There were many concentration camps througout Poland and its neighbouring countries, most of them designed to decimate the jewish population. Some did this in a crude manner of having jews dig their own graves before killing them, but Auschwitz-Birkenau left the world speechless.
Multiple crematoria used to kill jews not by tens or hundreds or even thousands, but a capacity of eventually killing 12000 people on one day. Families, children, elderly, women, men, it was the most serene genocide the world has ever known.

I Escaped From Auschwitz tells you the story why this went on for so long without any revolts from the victims, how life was between the walls of this mass murder machine designed by Himmler.

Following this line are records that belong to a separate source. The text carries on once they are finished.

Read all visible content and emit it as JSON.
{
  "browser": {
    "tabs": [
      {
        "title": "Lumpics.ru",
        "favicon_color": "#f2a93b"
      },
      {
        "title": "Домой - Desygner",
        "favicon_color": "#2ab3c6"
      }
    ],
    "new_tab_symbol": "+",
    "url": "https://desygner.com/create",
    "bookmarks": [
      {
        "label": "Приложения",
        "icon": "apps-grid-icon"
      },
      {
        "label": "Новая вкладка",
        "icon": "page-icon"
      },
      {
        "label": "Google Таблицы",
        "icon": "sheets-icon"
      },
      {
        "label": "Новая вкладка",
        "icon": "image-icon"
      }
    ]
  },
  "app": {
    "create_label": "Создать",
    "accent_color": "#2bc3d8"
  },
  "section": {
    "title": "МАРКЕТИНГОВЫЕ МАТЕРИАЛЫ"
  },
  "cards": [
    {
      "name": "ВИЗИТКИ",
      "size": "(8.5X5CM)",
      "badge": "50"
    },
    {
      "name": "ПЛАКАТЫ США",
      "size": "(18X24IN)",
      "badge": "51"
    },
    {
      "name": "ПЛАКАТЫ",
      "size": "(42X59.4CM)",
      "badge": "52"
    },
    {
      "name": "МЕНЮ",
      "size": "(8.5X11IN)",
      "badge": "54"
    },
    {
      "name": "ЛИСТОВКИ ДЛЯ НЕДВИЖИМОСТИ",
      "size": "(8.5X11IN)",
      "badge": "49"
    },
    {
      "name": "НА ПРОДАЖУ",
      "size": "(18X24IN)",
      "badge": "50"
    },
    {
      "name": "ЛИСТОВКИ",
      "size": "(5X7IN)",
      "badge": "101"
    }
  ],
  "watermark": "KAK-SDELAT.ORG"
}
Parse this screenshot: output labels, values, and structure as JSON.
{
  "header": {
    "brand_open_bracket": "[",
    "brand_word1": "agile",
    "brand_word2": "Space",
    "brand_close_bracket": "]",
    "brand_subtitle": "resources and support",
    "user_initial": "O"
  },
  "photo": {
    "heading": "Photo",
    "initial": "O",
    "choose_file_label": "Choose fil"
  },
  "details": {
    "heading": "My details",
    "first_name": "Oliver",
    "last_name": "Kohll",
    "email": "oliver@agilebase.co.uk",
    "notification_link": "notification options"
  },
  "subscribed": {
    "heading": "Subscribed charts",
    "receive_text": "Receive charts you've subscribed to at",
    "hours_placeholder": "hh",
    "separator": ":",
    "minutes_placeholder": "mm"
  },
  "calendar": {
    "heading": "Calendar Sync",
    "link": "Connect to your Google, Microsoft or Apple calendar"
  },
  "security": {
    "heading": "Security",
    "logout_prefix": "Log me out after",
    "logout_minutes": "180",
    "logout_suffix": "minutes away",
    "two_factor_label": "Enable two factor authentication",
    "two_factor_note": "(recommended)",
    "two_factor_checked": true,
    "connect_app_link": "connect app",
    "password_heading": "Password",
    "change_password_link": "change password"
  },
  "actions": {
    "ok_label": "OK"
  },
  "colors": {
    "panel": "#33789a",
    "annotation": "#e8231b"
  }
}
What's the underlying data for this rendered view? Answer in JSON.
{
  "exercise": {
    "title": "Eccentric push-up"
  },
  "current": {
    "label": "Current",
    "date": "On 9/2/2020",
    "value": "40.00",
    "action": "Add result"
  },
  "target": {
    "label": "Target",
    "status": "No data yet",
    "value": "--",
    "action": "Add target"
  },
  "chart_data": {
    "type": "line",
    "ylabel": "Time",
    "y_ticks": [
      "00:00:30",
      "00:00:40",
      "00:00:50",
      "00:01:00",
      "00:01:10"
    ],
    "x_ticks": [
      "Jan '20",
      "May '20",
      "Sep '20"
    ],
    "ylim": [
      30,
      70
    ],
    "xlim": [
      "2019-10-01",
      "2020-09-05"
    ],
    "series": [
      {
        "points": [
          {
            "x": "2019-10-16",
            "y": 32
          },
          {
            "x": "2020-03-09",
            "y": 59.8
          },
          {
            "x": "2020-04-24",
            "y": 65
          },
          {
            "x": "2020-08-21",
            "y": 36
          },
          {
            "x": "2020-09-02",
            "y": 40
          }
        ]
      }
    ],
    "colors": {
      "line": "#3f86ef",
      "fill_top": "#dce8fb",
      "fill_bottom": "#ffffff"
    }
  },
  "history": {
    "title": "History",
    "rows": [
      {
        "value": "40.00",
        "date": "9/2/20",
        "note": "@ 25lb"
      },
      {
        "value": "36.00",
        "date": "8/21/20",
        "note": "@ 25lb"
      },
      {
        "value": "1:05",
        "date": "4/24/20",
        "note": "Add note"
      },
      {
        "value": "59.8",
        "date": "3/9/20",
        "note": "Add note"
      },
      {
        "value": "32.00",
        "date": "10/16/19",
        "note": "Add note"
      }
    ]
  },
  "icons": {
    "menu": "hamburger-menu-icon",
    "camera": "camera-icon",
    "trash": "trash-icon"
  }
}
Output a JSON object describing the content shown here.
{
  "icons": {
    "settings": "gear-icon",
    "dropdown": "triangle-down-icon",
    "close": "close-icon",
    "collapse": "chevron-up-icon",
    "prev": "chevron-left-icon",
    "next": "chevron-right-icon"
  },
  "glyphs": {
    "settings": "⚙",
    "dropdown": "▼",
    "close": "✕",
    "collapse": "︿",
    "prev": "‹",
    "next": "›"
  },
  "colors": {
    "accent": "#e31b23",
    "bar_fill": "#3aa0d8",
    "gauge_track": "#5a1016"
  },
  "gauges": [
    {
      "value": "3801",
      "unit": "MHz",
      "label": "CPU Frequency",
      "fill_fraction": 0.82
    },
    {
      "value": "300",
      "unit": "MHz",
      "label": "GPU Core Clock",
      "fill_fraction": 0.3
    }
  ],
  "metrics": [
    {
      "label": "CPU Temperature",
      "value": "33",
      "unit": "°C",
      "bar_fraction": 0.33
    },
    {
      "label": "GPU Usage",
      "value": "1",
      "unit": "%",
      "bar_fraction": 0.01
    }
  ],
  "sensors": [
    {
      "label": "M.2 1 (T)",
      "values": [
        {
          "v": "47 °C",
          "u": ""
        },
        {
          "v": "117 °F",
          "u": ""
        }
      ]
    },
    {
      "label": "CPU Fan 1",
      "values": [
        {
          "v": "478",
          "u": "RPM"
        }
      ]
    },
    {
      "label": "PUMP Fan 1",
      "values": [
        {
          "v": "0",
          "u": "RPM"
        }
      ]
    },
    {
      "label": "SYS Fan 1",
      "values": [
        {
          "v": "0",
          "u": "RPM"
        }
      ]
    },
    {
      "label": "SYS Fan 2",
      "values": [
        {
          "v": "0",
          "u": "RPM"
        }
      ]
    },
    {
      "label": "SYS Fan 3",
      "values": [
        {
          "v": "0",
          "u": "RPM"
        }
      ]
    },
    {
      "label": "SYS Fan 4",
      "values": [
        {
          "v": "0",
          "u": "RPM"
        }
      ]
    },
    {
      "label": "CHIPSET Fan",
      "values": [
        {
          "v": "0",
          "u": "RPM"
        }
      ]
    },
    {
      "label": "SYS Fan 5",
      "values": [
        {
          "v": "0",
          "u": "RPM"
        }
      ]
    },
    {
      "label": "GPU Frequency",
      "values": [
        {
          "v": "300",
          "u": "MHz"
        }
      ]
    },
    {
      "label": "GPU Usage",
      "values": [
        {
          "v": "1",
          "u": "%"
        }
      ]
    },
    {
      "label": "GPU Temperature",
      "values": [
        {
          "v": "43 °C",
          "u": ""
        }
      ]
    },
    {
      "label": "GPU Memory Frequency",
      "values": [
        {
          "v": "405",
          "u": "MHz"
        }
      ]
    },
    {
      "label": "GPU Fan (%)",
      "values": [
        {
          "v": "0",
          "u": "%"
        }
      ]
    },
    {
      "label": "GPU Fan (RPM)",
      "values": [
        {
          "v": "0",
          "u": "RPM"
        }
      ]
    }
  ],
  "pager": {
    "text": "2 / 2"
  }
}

We meer Rudi, the author of this book, when the war is already a fact and jews are already singled out. When you want to know more about the progress of semitism during the war, watch The Pianist.
Rudi, however, wants to escape his dire faith and tries to run to Hungary. In the end he gets caught and is sent to Majdanek.
Due to circumstances he gets sent forth to Auschwitz which was lucky for him because in Majdanek eventually everyone is killed in the most gruesome way. He lost his brother in that camp.

When he first catches sight of Auschwitz he can't but notice the sign Arbeit macht Frei.  He's still thinking of escaping one day. While others die around him, he seems to get more priviliged and eventually finds a way to escape Auschwitz.
His account of what happened during those years he spend in Auschwitz saved more than a half million Hungarians. He could've saved more, had he known that for the jews to serenely go to their death, the SS had to work together with their jewish leaders. They trusted their judgment and paid for that  trust with their life.

It's a horrific, heartbreakingly sincere and a struggle to read and understand what happened during the Holocaust.
The anger, the fear, the horror. It's almost to much to believe, but human nature can be formed into something dangerous when molded consistently. How could it be that so many people got to be that afraid of one nation?
How could so many turn their backs to people they once must have called their neighbours?
How is it, that someone with a family, can coldheartedly kill entire families?
Why did they do it? How did they make their soldiers continue to do this? How could they find so many people willing to perform genocide? Just like that?

This book left me with so many questions.

And we can't forget.
Because once we forget, it could happen again.

Rudolf Vrba is a hero. He and his friend, Alfred Wetzler, made the allied to believe the genocide was actually taking place. Without him, many more would've died.